D'autres pays mettent en place une vérification de l'âge en ligne pour les contenus destinés aux adultes, pourquoi pas le Canada?
Alors que d'autres juridictions ont mis en œuvre une législation exigeant la vérification de l'âge pour les contenus destinés aux adultes, des questions subsistent quant à la confidentialité de la technologie, à son efficacité et au respect global de la législation par les sites de contenus pour adultes.
Si demandé.
Pourquoi le gouvernement n’envisage-t-il pas d’ajouter la vérification de l’âge au cadre législatif sur les préjudices en ligne afin de protéger les enfants?
- Le projet de loi C-63 n'impose pas l'utilisation de technologies spécifiques pour la vérification de l'âge. Il impose plutôt l'obligation de protéger les enfants.
- Le gouvernement demeure engagé à mettre en place l’approche plus souple et adaptable qui est proposée dans la Loi sur les préjudices en ligne, laquelle exige des plateformes qu’elles mettent en œuvre des éléments de conception adaptés à l’âge afin de protéger les enfants en ligne.
Toile de fonds
- Le gouvernement a pris des mesures pour protéger les enfants en ligne en mettant de l’avant sa propre législation, soit le projet de loi C-63 – La Loi sur les préjudices en ligne, lequel comprend une responsabilité spécifique à l’égard de la protection des enfants. Cette obligation exige des plateformes qu’elles intègrent des caractéristiques de conception adaptées à l'âge afin de protéger les enfants en ligne.
- Cette approche a été élaborée à la suite de consultations approfondies avec des experts, des membres de la société civile, des survivants et des membres du public sur la meilleure façon de lutter contre les préjudices en ligne.
Projet de loi C-354
Pourquoi le gouvernement s'oppose-t-il à C-354 (Loi modifiant la Loi sur le Conseil de la radiodiffusion et des télécommunications canadiennes (spécificité culturelle du Québec et francophonie))?
- Le gouvernement n'est pas en désaccord avec l'objectif du projet de loi C-354, mais il estime que ces préoccupations ont déjà été prises en compte par le projet de loi C-11, la Loi sur la diffusion continue en ligne.
- C'est pourquoi le gouvernement a mis à jour la Loi sur la radiodiffusion afin de reconnaître l'importance pour le Conseil de la radiodiffusion et des télécommunications canadiennes (CRTC) de tenir compte du caractère unique des marchés francophones et des communautés de langue officielle en situation minoritaire lorsqu'il prend des décisions.
- La Loi sur la diffusion continue en ligne prévoit un soutien supplémentaire à la production et la radiodiffusion d’émissions de langue originale française, y compris par les communautés de langue officielle en situation minoritaire.

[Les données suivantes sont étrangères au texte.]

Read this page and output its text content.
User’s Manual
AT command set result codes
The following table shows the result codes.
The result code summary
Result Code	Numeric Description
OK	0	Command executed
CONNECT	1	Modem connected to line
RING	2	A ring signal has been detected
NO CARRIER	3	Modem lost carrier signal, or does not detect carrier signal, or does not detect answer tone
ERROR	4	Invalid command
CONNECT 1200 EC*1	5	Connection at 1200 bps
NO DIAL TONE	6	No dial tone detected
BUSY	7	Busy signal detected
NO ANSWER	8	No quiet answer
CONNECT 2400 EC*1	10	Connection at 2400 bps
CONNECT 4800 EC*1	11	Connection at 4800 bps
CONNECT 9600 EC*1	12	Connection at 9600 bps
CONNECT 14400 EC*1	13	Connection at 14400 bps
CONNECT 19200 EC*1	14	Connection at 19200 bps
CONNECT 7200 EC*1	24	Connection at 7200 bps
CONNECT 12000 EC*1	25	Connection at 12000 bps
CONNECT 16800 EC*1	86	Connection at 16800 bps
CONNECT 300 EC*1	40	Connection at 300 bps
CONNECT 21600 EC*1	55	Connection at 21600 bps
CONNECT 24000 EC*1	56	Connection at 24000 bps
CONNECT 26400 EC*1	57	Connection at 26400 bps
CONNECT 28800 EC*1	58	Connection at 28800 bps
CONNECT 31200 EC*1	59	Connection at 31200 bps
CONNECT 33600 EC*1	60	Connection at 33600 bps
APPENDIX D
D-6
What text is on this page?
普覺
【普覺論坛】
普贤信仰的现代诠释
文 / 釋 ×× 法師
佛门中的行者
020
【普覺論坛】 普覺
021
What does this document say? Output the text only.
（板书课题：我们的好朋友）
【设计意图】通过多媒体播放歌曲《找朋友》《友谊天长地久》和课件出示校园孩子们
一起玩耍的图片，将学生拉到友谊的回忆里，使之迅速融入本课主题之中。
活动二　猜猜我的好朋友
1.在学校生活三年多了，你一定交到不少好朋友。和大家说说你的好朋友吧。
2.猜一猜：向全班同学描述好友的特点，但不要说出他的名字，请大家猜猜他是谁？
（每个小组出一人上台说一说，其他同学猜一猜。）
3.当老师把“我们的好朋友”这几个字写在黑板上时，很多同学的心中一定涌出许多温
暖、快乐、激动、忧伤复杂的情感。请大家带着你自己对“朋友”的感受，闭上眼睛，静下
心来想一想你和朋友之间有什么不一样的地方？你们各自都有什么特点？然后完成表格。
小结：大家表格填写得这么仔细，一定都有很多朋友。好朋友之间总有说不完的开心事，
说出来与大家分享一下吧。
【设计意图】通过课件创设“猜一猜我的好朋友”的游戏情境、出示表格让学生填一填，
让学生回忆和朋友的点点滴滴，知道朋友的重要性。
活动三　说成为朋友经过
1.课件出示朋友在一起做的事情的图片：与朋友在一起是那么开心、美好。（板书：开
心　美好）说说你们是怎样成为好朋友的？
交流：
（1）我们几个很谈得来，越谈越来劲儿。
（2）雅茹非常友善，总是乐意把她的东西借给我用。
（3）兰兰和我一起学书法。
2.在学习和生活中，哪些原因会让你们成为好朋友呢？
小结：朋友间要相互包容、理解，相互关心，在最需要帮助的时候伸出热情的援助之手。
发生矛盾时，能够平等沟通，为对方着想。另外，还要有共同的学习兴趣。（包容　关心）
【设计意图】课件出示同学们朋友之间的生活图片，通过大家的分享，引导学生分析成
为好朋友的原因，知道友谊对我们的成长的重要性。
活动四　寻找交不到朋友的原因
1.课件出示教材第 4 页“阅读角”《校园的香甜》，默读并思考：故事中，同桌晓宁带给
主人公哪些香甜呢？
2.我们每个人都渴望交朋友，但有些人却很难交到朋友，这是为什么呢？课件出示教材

Le gouvernement a également actualisé la Loi sur la radiodiffusion et la Loi sur les langues officielles afin de mentionner tout particulièrement le contexte minoritaire du français en Amérique du Nord et la façon dont il impose à notre système de radiodiffusion des exigences différentes de celles qui s'appliquent aux marchés anglophones. La Loi a également été révisée pour que le CRTC soit tenu de consulter les communautés de langue officielle en situation minoritaire lorsqu'il prend des décisions qui pourraient avoir une incidence négative sur ces communautés.
- Le CRTC organise déjà de vastes consultations ouvertes à tous, y compris aux gouvernements provinciaux. Ces consultations sont publiques et constituent le fondement des décisions du CRTC. Le gouvernement du Québec exerce régulièrement son droit d'intervention dans ces procédures et toutes les décisions prises doivent tenir compte de ses préoccupations.
Toile de fonds
- Tel qu’il est rédigé, le projet de loi C-354 présente de sérieux problèmes. Il impose au CRTC des obligations de consultation redondantes qui pourraient accroître le fardeau qui incombe au CRTC; il ajoute de l’incohérence et de l’incertitude linguistique à la Loi sur le CRTC et pourrait potentiellement avoir une incidence sur d’autres obligations en vertu de la Loi sur la radiodiffusion.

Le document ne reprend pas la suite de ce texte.